Madrid: primo trapianto di polmoni ex vivo

Trapianto polmoni ex vivoI medici dell’ospedale “Puerta de Hierro” di Madrid hanno eseguito con successo il primo trapianto di polmoni a livello mondiale con tecnica “ex vivo”, da un donatore morto per arresto cardiaco. Il paziente, un uomo di 61 anni che soffriva di enfisema causato da tabagismo, sta reagendo favorevolmente.

La tecnica “ex vivo” consiste nell’uso di una tecnologia che riproduce, in una macchina, le condizioni del corpo umano:  la circolazione e la ventilazione, una temperatura di 37 gradi e un metabolismo normale, come se fossero quelle di chi riceve il trapianto.

Una volta fuori dal corpo, una soluzione (Steen) che simula il sangue circola attraverso i polmoni guidata da una pompa extracorporea che esegue le funzioni del cuore. Allo stesso tempo, i polmoni possono “respirare” attraverso un dispositivo simile a quelli utilizzati negli interventi con anestesia generale.
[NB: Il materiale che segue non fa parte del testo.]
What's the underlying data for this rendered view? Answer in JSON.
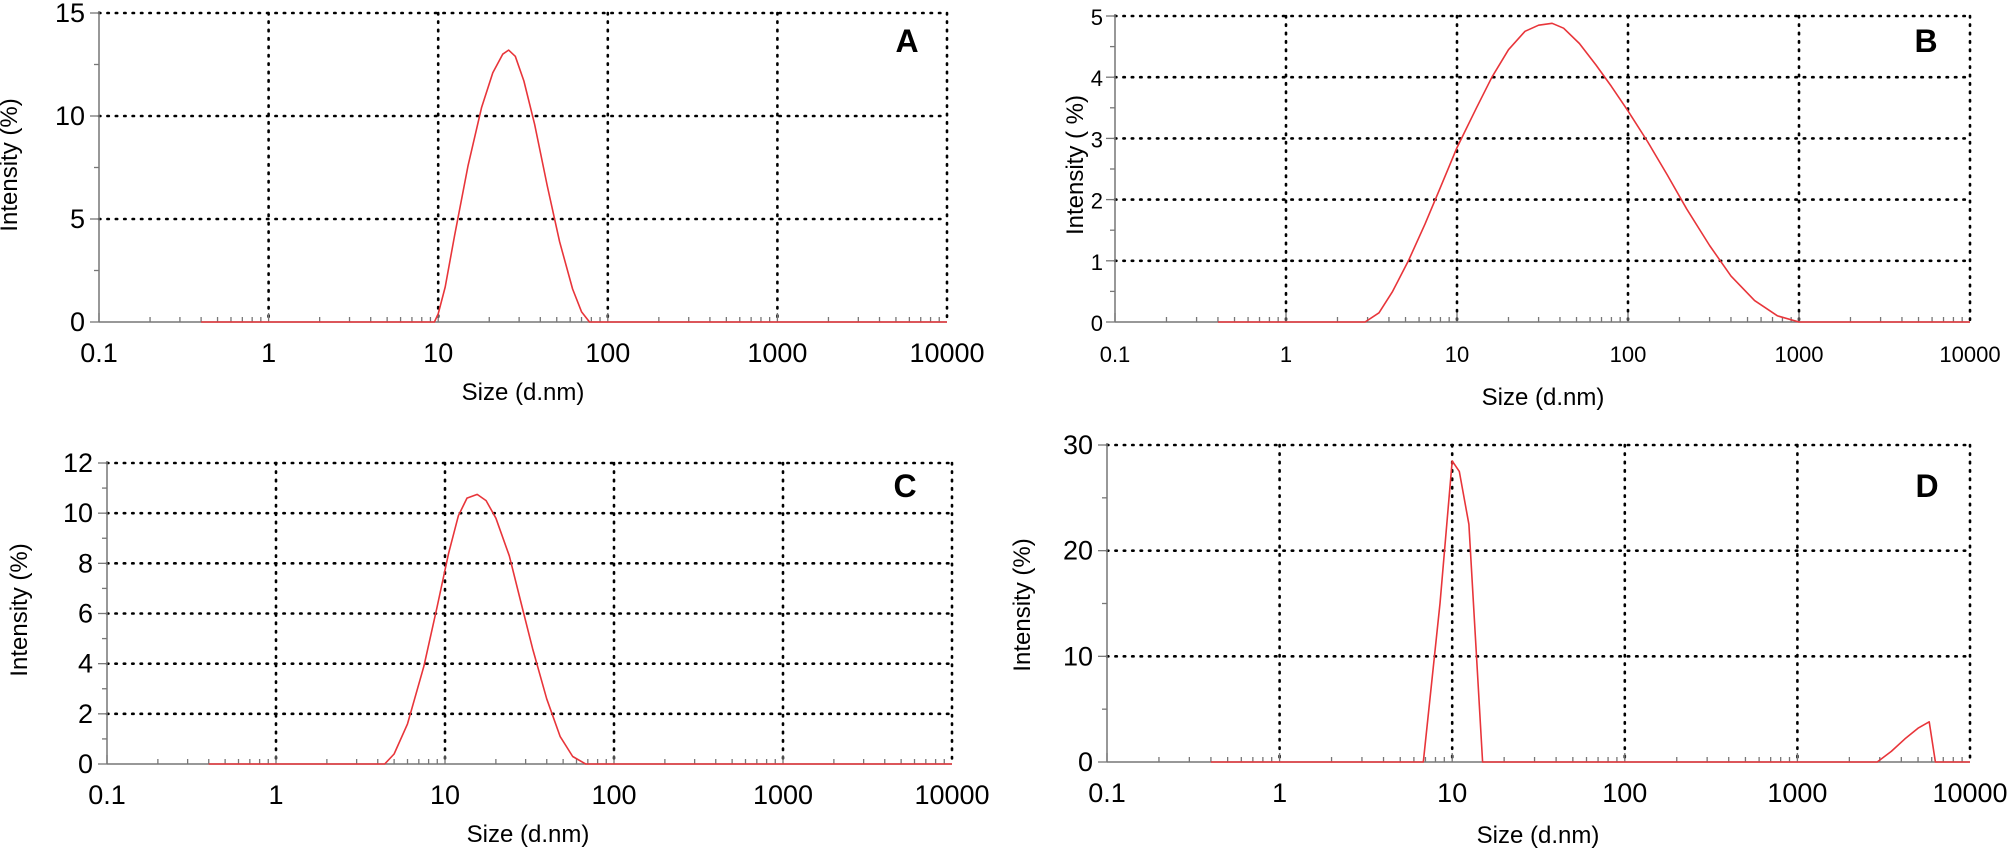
{
  "chart_data": [
    {
      "type": "line",
      "panel_label": "A",
      "xlabel": "Size (d.nm)",
      "ylabel": "Intensity (%)",
      "xscale": "log",
      "xlim": [
        0.1,
        10000
      ],
      "ylim": [
        0,
        15
      ],
      "x_ticks": [
        "0.1",
        "1",
        "10",
        "100",
        "1000",
        "10000"
      ],
      "y_ticks": [
        "0",
        "5",
        "10",
        "15"
      ],
      "grid": true,
      "series": [
        {
          "x": [
            0.4,
            9.5,
            10,
            11,
            12.5,
            15,
            18,
            21,
            24,
            26,
            28.5,
            32,
            37,
            44,
            52,
            62,
            70,
            78,
            10000
          ],
          "y": [
            0,
            0,
            0.4,
            1.7,
            4.2,
            7.6,
            10.4,
            12.1,
            13.0,
            13.2,
            12.9,
            11.7,
            9.6,
            6.6,
            3.9,
            1.6,
            0.5,
            0,
            0
          ]
        }
      ]
    },
    {
      "type": "line",
      "panel_label": "B",
      "xlabel": "Size (d.nm)",
      "ylabel": "Intensity ( %)",
      "xscale": "log",
      "xlim": [
        0.1,
        10000
      ],
      "ylim": [
        0,
        5
      ],
      "x_ticks": [
        "0.1",
        "1",
        "10",
        "100",
        "1000",
        "10000"
      ],
      "y_ticks": [
        "0",
        "1",
        "2",
        "3",
        "4",
        "5"
      ],
      "grid": true,
      "series": [
        {
          "x": [
            0.4,
            2.9,
            3.5,
            4.2,
            5.2,
            6.5,
            8,
            10,
            13,
            16,
            20,
            25,
            30,
            36,
            42,
            52,
            65,
            80,
            100,
            130,
            170,
            220,
            300,
            400,
            550,
            750,
            1000,
            10000
          ],
          "y": [
            0,
            0,
            0.15,
            0.5,
            1.0,
            1.6,
            2.2,
            2.85,
            3.5,
            4.0,
            4.45,
            4.75,
            4.85,
            4.88,
            4.8,
            4.55,
            4.2,
            3.85,
            3.45,
            2.95,
            2.4,
            1.85,
            1.25,
            0.75,
            0.35,
            0.1,
            0,
            0
          ]
        }
      ]
    },
    {
      "type": "line",
      "panel_label": "C",
      "xlabel": "Size (d.nm)",
      "ylabel": "Intensity (%)",
      "xscale": "log",
      "xlim": [
        0.1,
        10000
      ],
      "ylim": [
        0,
        12
      ],
      "x_ticks": [
        "0.1",
        "1",
        "10",
        "100",
        "1000",
        "10000"
      ],
      "y_ticks": [
        "0",
        "2",
        "4",
        "6",
        "8",
        "10",
        "12"
      ],
      "grid": true,
      "series": [
        {
          "x": [
            0.4,
            4.4,
            5,
            6,
            7.5,
            9,
            10.5,
            12,
            13.5,
            15.5,
            17.5,
            20,
            24,
            28,
            33,
            40,
            48,
            57,
            68,
            10000
          ],
          "y": [
            0,
            0,
            0.4,
            1.6,
            3.9,
            6.3,
            8.4,
            9.9,
            10.6,
            10.75,
            10.5,
            9.8,
            8.3,
            6.5,
            4.6,
            2.6,
            1.1,
            0.3,
            0,
            0
          ]
        }
      ]
    },
    {
      "type": "line",
      "panel_label": "D",
      "xlabel": "Size (d.nm)",
      "ylabel": "Intensity (%)",
      "xscale": "log",
      "xlim": [
        0.1,
        10000
      ],
      "ylim": [
        0,
        30
      ],
      "x_ticks": [
        "0.1",
        "1",
        "10",
        "100",
        "1000",
        "10000"
      ],
      "y_ticks": [
        "0",
        "10",
        "20",
        "30"
      ],
      "grid": true,
      "series": [
        {
          "x": [
            0.4,
            6.8,
            8.5,
            10,
            11,
            12.5,
            15,
            2900,
            3500,
            4200,
            5000,
            5800,
            6300,
            10000
          ],
          "y": [
            0,
            0,
            15,
            28.5,
            27.5,
            22.5,
            0,
            0,
            1.0,
            2.2,
            3.2,
            3.8,
            0,
            0
          ]
        }
      ]
    }
  ]
}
I medici che hanno partecipato a questa operazione, Andres Varala e Javier Moradiellos, hanno spiegato che in questo modo è possibile valutare lo stato dei polmoni dei donatori con precisione e affidabilità. Così, è possibile verificare regolarmente per un periodo di quattro ore, ma in teoria prorogabile fino a 24 ore, come gli organi vanno a funzionare una volta impiantati nel ricevente.

L’intervento è stato fatto quando si era sicuri del corretto funzionamento dei polmoni. “In questo modo – ha detto il dottor Moradiellos – si può dare al ricevente un organo adeguato alle sue esigenze.

L’adozione di questo sistema ha un secondo vantaggio: la soluzione Steen utilizzata permette di recuperare l’edema polmonare causato dalla morte cerebrale del paziente.

Il dottor Varela ha osservato che l’anno scorso circa 75 polmoni non sono stati adatti per i trapianti mentre con questa tecnica il 25% potrebbe essere utilizzato.

Dall’inizio dell’anno, all’ospedale “Puerta de Hierro-Majadahonda” sono stati già fatti due interventi di questo tipo, entrambi su pazienti con enfisema polmonare. In entrambi i casi, la convalescenza dei pazienti prosegue bene. La prima operazione, fatta il 15 dicembre, è durata 22 ore mentre la seconda, eseguita il 26 dicembre, è durata 19 ore, con una fase di valutazione di quattro-cinque ore.